Fait prévu et réprimé par les articles 1, 6 et 7 de la loi du 1er août 1905.

I - Exposé des faits

Le 14 novembre 1988, M. Pereira informait le service de la Concurrence de la Consommation et de la Répression des Fraudes que le véhicule Ford Escort immatriculé 3238 FM 90 acheté le 19 novembre 1987 à la SA Garage X Concessionnaire Ford à Belfort avait mal été réparé suite à un accident antérieur, était réputé dangereux et dont la gravité n'avait pas été signalée lors de l'achat.

L'enquête effectuée révélait que ce véhicule acquis neuf en 1985 par Jean Paquet avait été sinistré le 27 avril 1987 ayant parcouru 10 399 kms et repris par le garage Ford le 28 avril 1987 pour la somme de 44 000 F à valoir sur l'acquisition d'un véhicule neuf.

Le véhicule, après expertise effectuée le 5 juin 1987 par le cabinet Bossart et en accord avec la compagnie d'assurances devait faire l'objet d'une remise en ligne du bloc avant sur marche, du contrôle du train avant, de la remise en forme de la porte avant droite, du changement de nombreuses pièces notamment la toue d'aile gauche, réparations représentant un montant de 28 739,35 F réglé par la Matmut après présentation d'une facture par le garage.

Le véhicule entrait le 5 mai 1987 dans le stock des véhicules d'occasion du garage, était vendu le 14 novembre 1987 au prix de 52 645 F à Mario Pereira qui en prenait possession le 19 novembre 1987, date à laquelle il recevait la facture et signait une décharge de responsabilité du garage.
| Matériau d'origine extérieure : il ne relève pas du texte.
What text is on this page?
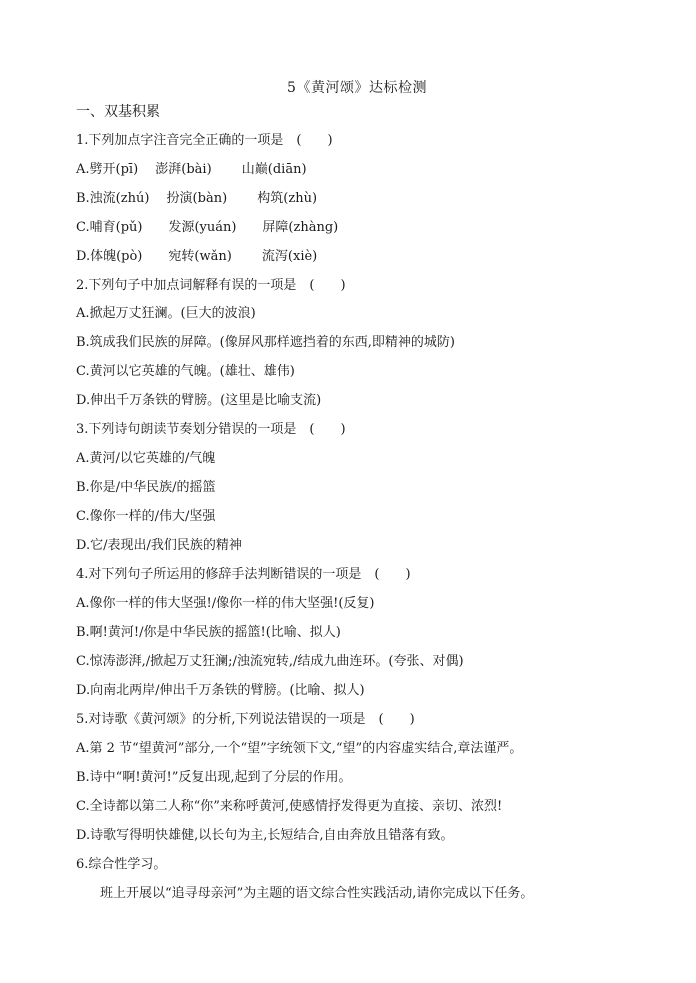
5《黄河颂》达标检测
一、双基积累
1.下列加点字注音完全正确的一项是　(　　)
A.劈开(pī)　 澎湃(bài)　　 山巅(diān)
B.浊流(zhú)　 扮演(bàn)　　 构筑(zhù)
C.哺育(pǔ)　　发源(yuán)　　屏障(zhàng)
D.体魄(pò)　　宛转(wǎn)　　 流泻(xiè)
2.下列句子中加点词解释有误的一项是　(　　)
A.掀起万丈狂澜。(巨大的波浪)
B.筑成我们民族的屏障。(像屏风那样遮挡着的东西,即精神的城防)
C.黄河以它英雄的气魄。(雄壮、雄伟)
D.伸出千万条铁的臂膀。(这里是比喻支流)
3.下列诗句朗读节奏划分错误的一项是　(　　)
A.黄河/以它英雄的/气魄
B.你是/中华民族/的摇篮
C.像你一样的/伟大/坚强
D.它/表现出/我们民族的精神
4.对下列句子所运用的修辞手法判断错误的一项是　(　　)
A.像你一样的伟大坚强!/像你一样的伟大坚强!(反复)
B.啊!黄河!/你是中华民族的摇篮!(比喻、拟人)
C.惊涛澎湃,/掀起万丈狂澜;/浊流宛转,/结成九曲连环。(夸张、对偶)
D.向南北两岸/伸出千万条铁的臂膀。(比喻、拟人)
5.对诗歌《黄河颂》的分析,下列说法错误的一项是　(　　)
A.第 2 节“望黄河”部分,一个“望”字统领下文,“望”的内容虚实结合,章法谨严。
B.诗中“啊!黄河!”反复出现,起到了分层的作用。
C.全诗都以第二人称“你”来称呼黄河,使感情抒发得更为直接、亲切、浓烈!
D.诗歌写得明快雄健,以长句为主,长短结合,自由奔放且错落有致。
6.综合性学习。
班上开展以“追寻母亲河”为主题的语文综合性实践活动,请你完成以下任务。
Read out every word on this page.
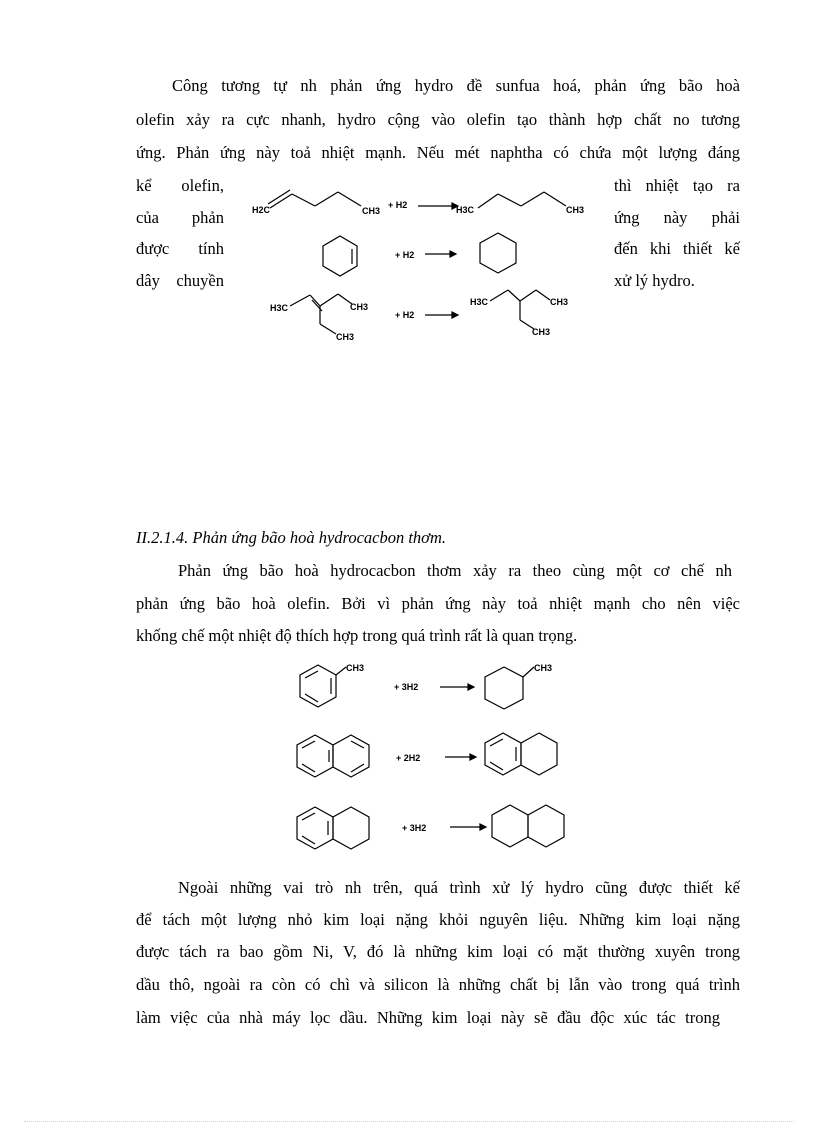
Công tương tự nh phản ứng hydro đề sunfua hoá, phản ứng bão hoà
olefin xảy ra cực nhanh, hydro cộng vào olefin tạo thành hợp chất no tương
ứng. Phản ứng này toả nhiệt mạnh. Nếu mét naphtha có chứa một lượng đáng
kể olefin,
của phản
được tính
dây chuyền
thì nhiệt tạo ra
ứng này phải
đến khi thiết kế
xử lý hydro.
H2C	CH3
+ H2	H3C	CH3
+ H2
H3C	CH3
CH3
+ H2
H3C	CH3
CH3
II.2.1.4. Phản ứng bão hoà hydrocacbon thơm.
Phản ứng bão hoà hydrocacbon thơm xảy ra theo cùng một cơ chế nh
phản ứng bão hoà olefin. Bởi vì phản ứng này toả nhiệt mạnh cho nên việc
khống chế một nhiệt độ thích hợp trong quá trình rất là quan trọng.
CH3
+ 3H2
CH3
+ 2H2
+ 3H2
Ngoài những vai trò nh trên, quá trình xử lý hydro cũng được thiết kế
để tách một lượng nhỏ kim loại nặng khỏi nguyên liệu. Những kim loại nặng
được tách ra bao gồm Ni, V, đó là những kim loại có mặt thường xuyên trong
dầu thô, ngoài ra còn có chì và silicon là những chất bị lẫn vào trong quá trình
làm việc của nhà máy lọc dầu. Những kim loại này sẽ đầu độc xúc tác trong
Mario Pereira déclarait ne pas avoir reçu le double d'un document intitulé décharge de responsabilité et prétendait que l'additif "je sais que le véhicule a été accidenté côté avant gauche" avait été rajouté ultérieurement.

Constatant une usure anormale des pneumatiques avant et une tenue de route précaire, Mario Pereira faisait contrôler le train avant par le garage X le 19 septembre 1988 dernier jour de la garantie et en payait le réglage.

En l'absence d'amélioration, Maria Pereira faisait expertiser le véhicule le 27 octobre 1988 par le cabinet Bossart qui confirmait l'accident antérieur, relevait que le passage de la joue d'aile gauche avait été réparé grossièrement et enduite d'une couche importante de matière insonorisante et concluait à un déséquerrage du bloc avant et à une utilisation dangereuse du véhicule.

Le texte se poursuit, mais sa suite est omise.